Hui, D., Kilgore, K., Frisbee-Hume, S., Park, M., Tsao, A., Delgado Guay, M., . . . Bruera, E. (2016). Dexamethasone for dyspnea in cancer patients: A pilot double-blind, randomized, controlled trial. Journal of Pain and Symptom Management, 52, 8-16.e1
To determine the feasibility of conducting a randomized trial of dexamethasone in patients with cancer and the estimated efficacy of dexamethasone in the treatment of dyspnea.
Patients were randomly assigned to a 1:1 ratio to receive either dexamethasone 8 mg (two capsules of 4 mg) orally twice a day for four days, then 4 mg given orally twice a days for three days or identical-appearing placebo capsules. After one week, patients received dexamethasone 4 mg orally twice a day for seven days in open-label fashion.
Double-blind, parallel, placebo-controlled, randomized trial
Dyspnea was assessed at baseline, day 4+ or -2, day 7+ or -2, and day 14+ or -2. The Edmonton Symptom Assessment System (ESAS) was used. Dyspnea “now” was assessed using the Modified Dyspnea Borg Scale. The Cancer Dyspnea Scale as well as the European Organisation for Research and Treatment of Cancer Quality of Life Questionnaire-Core 30 (EORTC-C30) was used. MicroLoop Spirometer was used at baseline to obtain FEV1, FVC, FEV1/FEV2, peak inspiratory flow, and peak expiratory flow. Patients used the portable Microlife PF 100 Peak Flow Meter daily to measure peak flow and FEV1. A priori was considered that the study was feasible if at least 50% of patient completed the study. Twenty patients per arm provided 80% power to detect an effect size as small as 0.66 within arms with a two-tailed alpha of 0.05. To estimate effect size, the within-arm mean differences between baseline and day 4, 7, and 14 along with the 95% CI for dyspnea was determine and applied the Wilcoxon signed-rank test. The Statistical Analysis System was used for statistical analysis.
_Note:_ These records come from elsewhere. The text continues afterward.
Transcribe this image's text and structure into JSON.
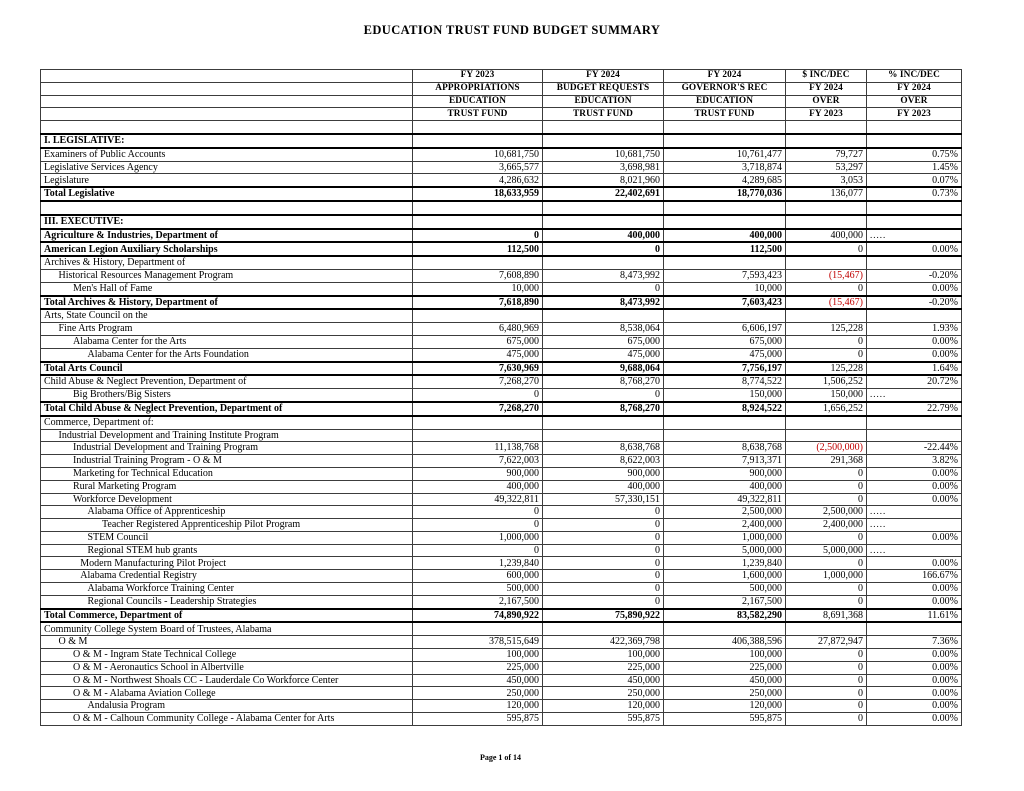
{
  "title": "EDUCATION TRUST FUND BUDGET SUMMARY",
  "footer": {
    "page_label": "Page 1 of 14"
  },
  "colors": {
    "negative_value": "#c00000",
    "text": "#000000",
    "background": "#ffffff"
  },
  "table": {
    "header_rows": [
      [
        "",
        "FY 2023",
        "FY 2024",
        "FY 2024",
        "$ INC/DEC",
        "% INC/DEC"
      ],
      [
        "",
        "APPROPRIATIONS",
        "BUDGET REQUESTS",
        "GOVERNOR'S REC",
        "FY 2024",
        "FY 2024"
      ],
      [
        "",
        "EDUCATION",
        "EDUCATION",
        "EDUCATION",
        "OVER",
        "OVER"
      ],
      [
        "",
        "TRUST FUND",
        "TRUST FUND",
        "TRUST FUND",
        "FY 2023",
        "FY 2023"
      ],
      [
        "",
        "",
        "",
        "",
        "",
        ""
      ]
    ],
    "rows": [
      {
        "label": "I. LEGISLATIVE:",
        "bold": true,
        "indent": 0,
        "values": [
          "",
          "",
          "",
          "",
          ""
        ]
      },
      {
        "label": "Examiners of Public Accounts",
        "bold": false,
        "indent": 0,
        "values": [
          "10,681,750",
          "10,681,750",
          "10,761,477",
          "79,727",
          "0.75%"
        ]
      },
      {
        "label": "Legislative Services Agency",
        "bold": false,
        "indent": 0,
        "values": [
          "3,665,577",
          "3,698,981",
          "3,718,874",
          "53,297",
          "1.45%"
        ]
      },
      {
        "label": "Legislature",
        "bold": false,
        "indent": 0,
        "values": [
          "4,286,632",
          "8,021,960",
          "4,289,685",
          "3,053",
          "0.07%"
        ]
      },
      {
        "label": "Total Legislative",
        "bold": true,
        "indent": 0,
        "values": [
          "18,633,959",
          "22,402,691",
          "18,770,036",
          "136,077",
          "0.73%"
        ]
      },
      {
        "label": "",
        "bold": false,
        "indent": 0,
        "values": [
          "",
          "",
          "",
          "",
          ""
        ]
      },
      {
        "label": "III. EXECUTIVE:",
        "bold": true,
        "indent": 0,
        "values": [
          "",
          "",
          "",
          "",
          ""
        ]
      },
      {
        "label": "Agriculture & Industries, Department of",
        "bold": true,
        "indent": 0,
        "values": [
          "0",
          "400,000",
          "400,000",
          "400,000",
          "....."
        ]
      },
      {
        "label": "American Legion Auxiliary Scholarships",
        "bold": true,
        "indent": 0,
        "values": [
          "112,500",
          "0",
          "112,500",
          "0",
          "0.00%"
        ]
      },
      {
        "label": "Archives & History, Department of",
        "bold": false,
        "indent": 0,
        "values": [
          "",
          "",
          "",
          "",
          ""
        ]
      },
      {
        "label": "Historical Resources Management Program",
        "bold": false,
        "indent": 1,
        "values": [
          "7,608,890",
          "8,473,992",
          "7,593,423",
          "(15,467)",
          "-0.20%"
        ]
      },
      {
        "label": "Men's Hall of Fame",
        "bold": false,
        "indent": 2,
        "values": [
          "10,000",
          "0",
          "10,000",
          "0",
          "0.00%"
        ]
      },
      {
        "label": "Total Archives & History, Department of",
        "bold": true,
        "indent": 0,
        "values": [
          "7,618,890",
          "8,473,992",
          "7,603,423",
          "(15,467)",
          "-0.20%"
        ]
      },
      {
        "label": "Arts, State Council on the",
        "bold": false,
        "indent": 0,
        "values": [
          "",
          "",
          "",
          "",
          ""
        ]
      },
      {
        "label": "Fine Arts Program",
        "bold": false,
        "indent": 1,
        "values": [
          "6,480,969",
          "8,538,064",
          "6,606,197",
          "125,228",
          "1.93%"
        ]
      },
      {
        "label": "Alabama Center for the Arts",
        "bold": false,
        "indent": 2,
        "values": [
          "675,000",
          "675,000",
          "675,000",
          "0",
          "0.00%"
        ]
      },
      {
        "label": "Alabama Center for the Arts Foundation",
        "bold": false,
        "indent": 3,
        "values": [
          "475,000",
          "475,000",
          "475,000",
          "0",
          "0.00%"
        ]
      },
      {
        "label": "Total Arts Council",
        "bold": true,
        "indent": 0,
        "values": [
          "7,630,969",
          "9,688,064",
          "7,756,197",
          "125,228",
          "1.64%"
        ]
      },
      {
        "label": "Child Abuse & Neglect Prevention, Department of",
        "bold": false,
        "indent": 0,
        "values": [
          "7,268,270",
          "8,768,270",
          "8,774,522",
          "1,506,252",
          "20.72%"
        ]
      },
      {
        "label": "Big Brothers/Big Sisters",
        "bold": false,
        "indent": 2,
        "values": [
          "0",
          "0",
          "150,000",
          "150,000",
          "....."
        ]
      },
      {
        "label": "Total Child Abuse & Neglect Prevention, Department of",
        "bold": true,
        "indent": 0,
        "values": [
          "7,268,270",
          "8,768,270",
          "8,924,522",
          "1,656,252",
          "22.79%"
        ]
      },
      {
        "label": "Commerce, Department of:",
        "bold": false,
        "indent": 0,
        "values": [
          "",
          "",
          "",
          "",
          ""
        ]
      },
      {
        "label": "Industrial Development and Training Institute Program",
        "bold": false,
        "indent": 1,
        "values": [
          "",
          "",
          "",
          "",
          ""
        ]
      },
      {
        "label": "Industrial Development and Training Program",
        "bold": false,
        "indent": 2,
        "values": [
          "11,138,768",
          "8,638,768",
          "8,638,768",
          "(2,500,000)",
          "-22.44%"
        ]
      },
      {
        "label": "Industrial Training Program - O & M",
        "bold": false,
        "indent": 2,
        "values": [
          "7,622,003",
          "8,622,003",
          "7,913,371",
          "291,368",
          "3.82%"
        ]
      },
      {
        "label": "Marketing for Technical Education",
        "bold": false,
        "indent": 2,
        "values": [
          "900,000",
          "900,000",
          "900,000",
          "0",
          "0.00%"
        ]
      },
      {
        "label": "Rural Marketing Program",
        "bold": false,
        "indent": 2,
        "values": [
          "400,000",
          "400,000",
          "400,000",
          "0",
          "0.00%"
        ]
      },
      {
        "label": "Workforce Development",
        "bold": false,
        "indent": 2,
        "values": [
          "49,322,811",
          "57,330,151",
          "49,322,811",
          "0",
          "0.00%"
        ]
      },
      {
        "label": "Alabama Office of Apprenticeship",
        "bold": false,
        "indent": 3,
        "values": [
          "0",
          "0",
          "2,500,000",
          "2,500,000",
          "....."
        ]
      },
      {
        "label": "Teacher Registered Apprenticeship Pilot Program",
        "bold": false,
        "indent": 4,
        "values": [
          "0",
          "0",
          "2,400,000",
          "2,400,000",
          "....."
        ]
      },
      {
        "label": "STEM Council",
        "bold": false,
        "indent": 3,
        "values": [
          "1,000,000",
          "0",
          "1,000,000",
          "0",
          "0.00%"
        ]
      },
      {
        "label": "Regional STEM hub grants",
        "bold": false,
        "indent": 3,
        "values": [
          "0",
          "0",
          "5,000,000",
          "5,000,000",
          "....."
        ]
      },
      {
        "label": "Modern Manufacturing Pilot Project",
        "bold": false,
        "indent": 2.5,
        "values": [
          "1,239,840",
          "0",
          "1,239,840",
          "0",
          "0.00%"
        ]
      },
      {
        "label": "Alabama Credential Registry",
        "bold": false,
        "indent": 2.5,
        "values": [
          "600,000",
          "0",
          "1,600,000",
          "1,000,000",
          "166.67%"
        ]
      },
      {
        "label": "Alabama Workforce Training Center",
        "bold": false,
        "indent": 3,
        "values": [
          "500,000",
          "0",
          "500,000",
          "0",
          "0.00%"
        ]
      },
      {
        "label": "Regional Councils - Leadership Strategies",
        "bold": false,
        "indent": 3,
        "values": [
          "2,167,500",
          "0",
          "2,167,500",
          "0",
          "0.00%"
        ]
      },
      {
        "label": "Total Commerce, Department of",
        "bold": true,
        "indent": 0,
        "values": [
          "74,890,922",
          "75,890,922",
          "83,582,290",
          "8,691,368",
          "11.61%"
        ]
      },
      {
        "label": "Community College System Board of Trustees, Alabama",
        "bold": false,
        "indent": 0,
        "values": [
          "",
          "",
          "",
          "",
          ""
        ]
      },
      {
        "label": "O & M",
        "bold": false,
        "indent": 1,
        "values": [
          "378,515,649",
          "422,369,798",
          "406,388,596",
          "27,872,947",
          "7.36%"
        ]
      },
      {
        "label": "O & M - Ingram State Technical College",
        "bold": false,
        "indent": 2,
        "values": [
          "100,000",
          "100,000",
          "100,000",
          "0",
          "0.00%"
        ]
      },
      {
        "label": "O & M - Aeronautics School in Albertville",
        "bold": false,
        "indent": 2,
        "values": [
          "225,000",
          "225,000",
          "225,000",
          "0",
          "0.00%"
        ]
      },
      {
        "label": "O & M - Northwest Shoals CC - Lauderdale Co Workforce Center",
        "bold": false,
        "indent": 2,
        "values": [
          "450,000",
          "450,000",
          "450,000",
          "0",
          "0.00%"
        ]
      },
      {
        "label": "O & M - Alabama Aviation College",
        "bold": false,
        "indent": 2,
        "values": [
          "250,000",
          "250,000",
          "250,000",
          "0",
          "0.00%"
        ]
      },
      {
        "label": "Andalusia Program",
        "bold": false,
        "indent": 3,
        "values": [
          "120,000",
          "120,000",
          "120,000",
          "0",
          "0.00%"
        ]
      },
      {
        "label": "O & M - Calhoun Community College - Alabama Center for Arts",
        "bold": false,
        "indent": 2,
        "values": [
          "595,875",
          "595,875",
          "595,875",
          "0",
          "0.00%"
        ]
      }
    ]
  }
}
Dexamethasone was associated with a significant reduction in ESAS dyspnea NRS of -1.9 (p = 0.01) by day 4 and -1.8 (p = 0.02) by day 7. Placebo was associated with a reduction of -0.7 (p = 0.38) by day 4 and -1.3 (p = 0.03) by day 7. After one week of open-label treatment, both arms had improvement in dyspnea by day 14 (p = 0.01 for dexamethasone, placebo p = 0.004). The dyspnea numeric scale showed similar results by day 14. EORTC showed improvements in dyspnea in the dexamethasone arm by day 4 (p = 0.04). ESAS drowsiness improved in the dexamethasone arm by day 4 (p = 0.03) and day 7 (p = 0.01), but not by day 14; however, baseline drowsiness was higher in the dexamethasone arm. Dexamethasone was well-tolerated with no grade 3 toxicities.
Dexamethasone showed to improve dyspnea with minimal adverse effects. Feasibility of a randomized controlled trial without unacceptable attrition was validated. More testing needs to be completed to determine absolute efficacy.
Nurses may consider using corticosteroids management of dyspnea for patients with severe dyspnea when no obvious reversible etiologies and targeted interventions exist. Nurses need to be aware of the potential adverse reactions associated with corticosteroids and educate patients on such. Nurses need to be aware of the various routes of administration for corticosteroids.